81e journée au camp, 1920

Ma très bonne mère,

Je vous écris les nouvelles, avant le départ du convoi de billots pour New Glasgow, où le foremen les mallera cette lettre. Le père dort déjà. Il s’est couché après souper, l’horloge sonnait six heures. Son souffle est plaintif, il m’inquiète. Depuis trois jours, il a de la misère à faire ses journées. La semaine passée nous avons bûché, détrempé et gelé, sous cette mauvaise pluie d’hiver avec la peur au ventre de se blesser sur la croûte glissante. Ce redoux l’a rendu malade.

 

Le vieux drap suspendu dans notre coin du dortoir du camp empêche la chaleur d’entrer. Le père y tient. Il a ses principes.

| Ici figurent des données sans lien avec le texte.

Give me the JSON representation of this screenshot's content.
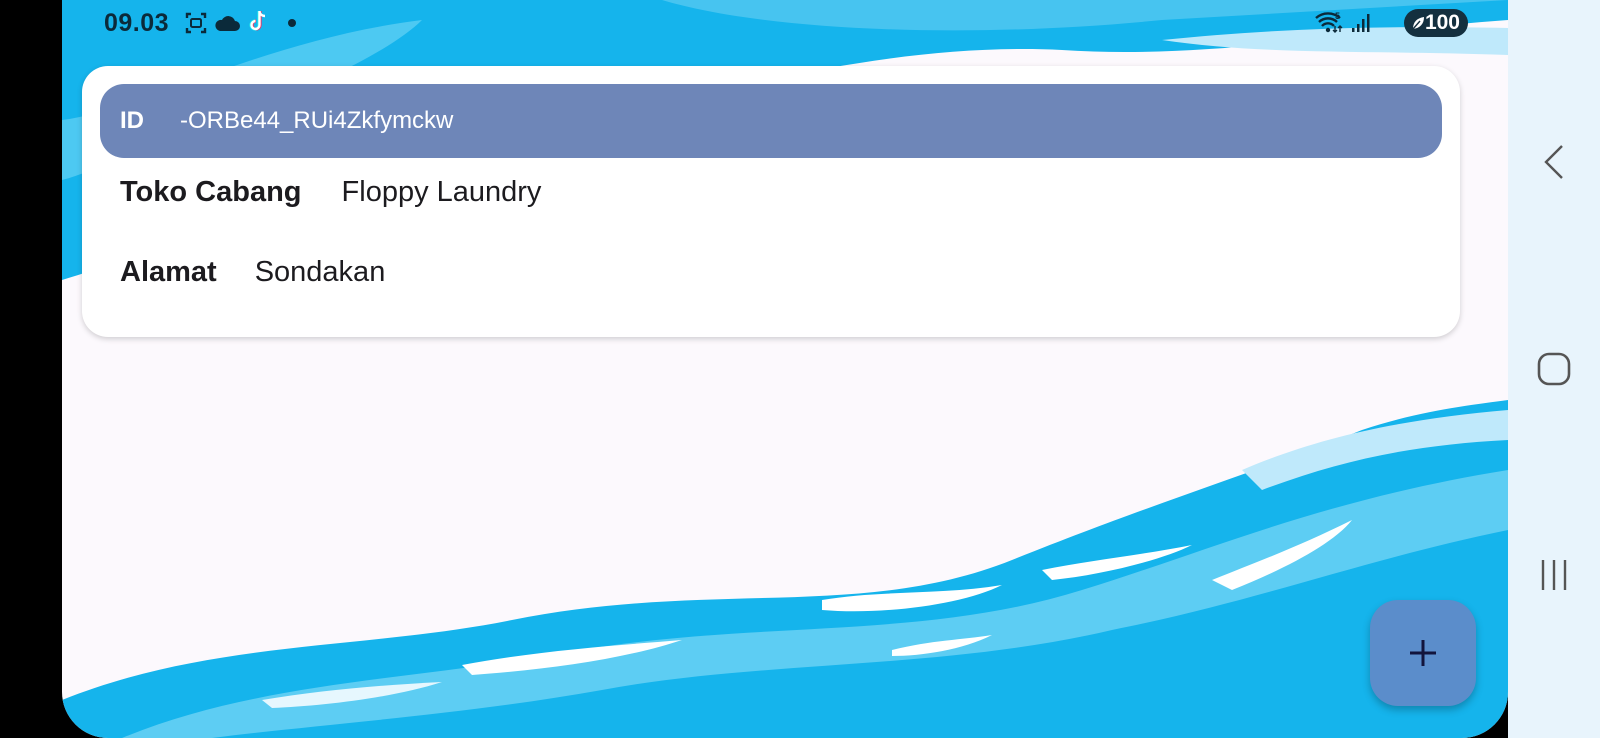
{
  "status_bar": {
    "time": "09.03",
    "battery": "100",
    "icons": [
      "screenshot-icon",
      "cloud-icon",
      "tiktok-icon",
      "notification-dot-icon",
      "wifi-icon",
      "signal-icon",
      "battery-icon"
    ]
  },
  "store": {
    "id_label": "ID",
    "id_value": "-ORBe44_RUi4Zkfymckw",
    "branch_label": "Toko Cabang",
    "branch_value": "Floppy Laundry",
    "address_label": "Alamat",
    "address_value": "Sondakan"
  },
  "fab": {
    "icon": "plus-icon"
  },
  "nav": {
    "icons": [
      "back-icon",
      "home-icon",
      "recents-icon"
    ]
  },
  "colors": {
    "accent": "#6e86b8",
    "fab": "#5b8dcb",
    "water": "#1cb5ec"
  }
}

Il dit que ce coin c’est notre chez-nous qui nous protège des niaiseries pas catholiques des gars du camp. Il craint toujours pour moi depuis mon premier hiver au camp. J’avais 12 ans. Je me rappelle que le foreman ne voulait pas m’engager, le père a dit : On est pauvre!

 

Dans notre chez-nous, à l’abri des regards et à la lueur du fanal, on fait nos affaires comme à la maison. Tous les soirs, le père insiste pour qu’on plonge nos mains et notre visage dans la bassine d’eau chaude comme vous le souhaitez. On se frotte vigoureusement au savon du pays. Le vôtre sent si bon! À 12 ans, le père vérifiait mes oreilles, à 17 ans, j’ai appris! Étendus, débarrassés de notre misère de la journée comme dit le père, on jase. Le père raconte ses histoires. J’écoute, j’apprends. Avec lui je me prépare à la vie. Ce soir, comme il dormait avant notre prière du soir, j’ai récité seul la dizaine du chapelet. Comme lui, j’ai nommé tous les noms de la famille et invoqué le Bon Jésus de nous protéger. Rendu au nom du père, j’ai ajouté plus bas: « Bon Jésus guérissez-le ». Il a dû m’entendre. Sa respiration est devenue plus calme.

 

Demain, je le laisserai dormir et j’attaquerai seul le gros érable centenaire et branchu qui reste dans notre lot chaîné. Le bois de cet arbre va augmenter grandement notre quantité de billots; le père va être fier de moi; la paie va être meilleure. Soyez sans crainte, vous savez que je suis rendu un homme. Le père dit que je suis rendu meilleur que lui dans le bois! Moi, j’ajoute : « Parce que vous me l’avez appris! ». Le père rit.

 

Là, je me couche en pensant à vous et à mes projets : celui de m’installer sur le lot à côté de chez nous et de prendre le train à Saint-Jérôme pour Montréal. Ça fait tellement longtemps que je rêve d’embarquer dans cette machine, de sentir le métal qui vibre quand elle s’ébranle et sentir la grosse fumée blanche nous envahir. Chaque soir, je regarde mon dessin au mur et je m’endors en y rêvant.

Jos, votre fils qui vous aime

NOTE. Jos Ernest Gohier a trouvé la mort le lendemain, à l’âge de 17 ans, écrasé par l’arbre qu’il abattait seul.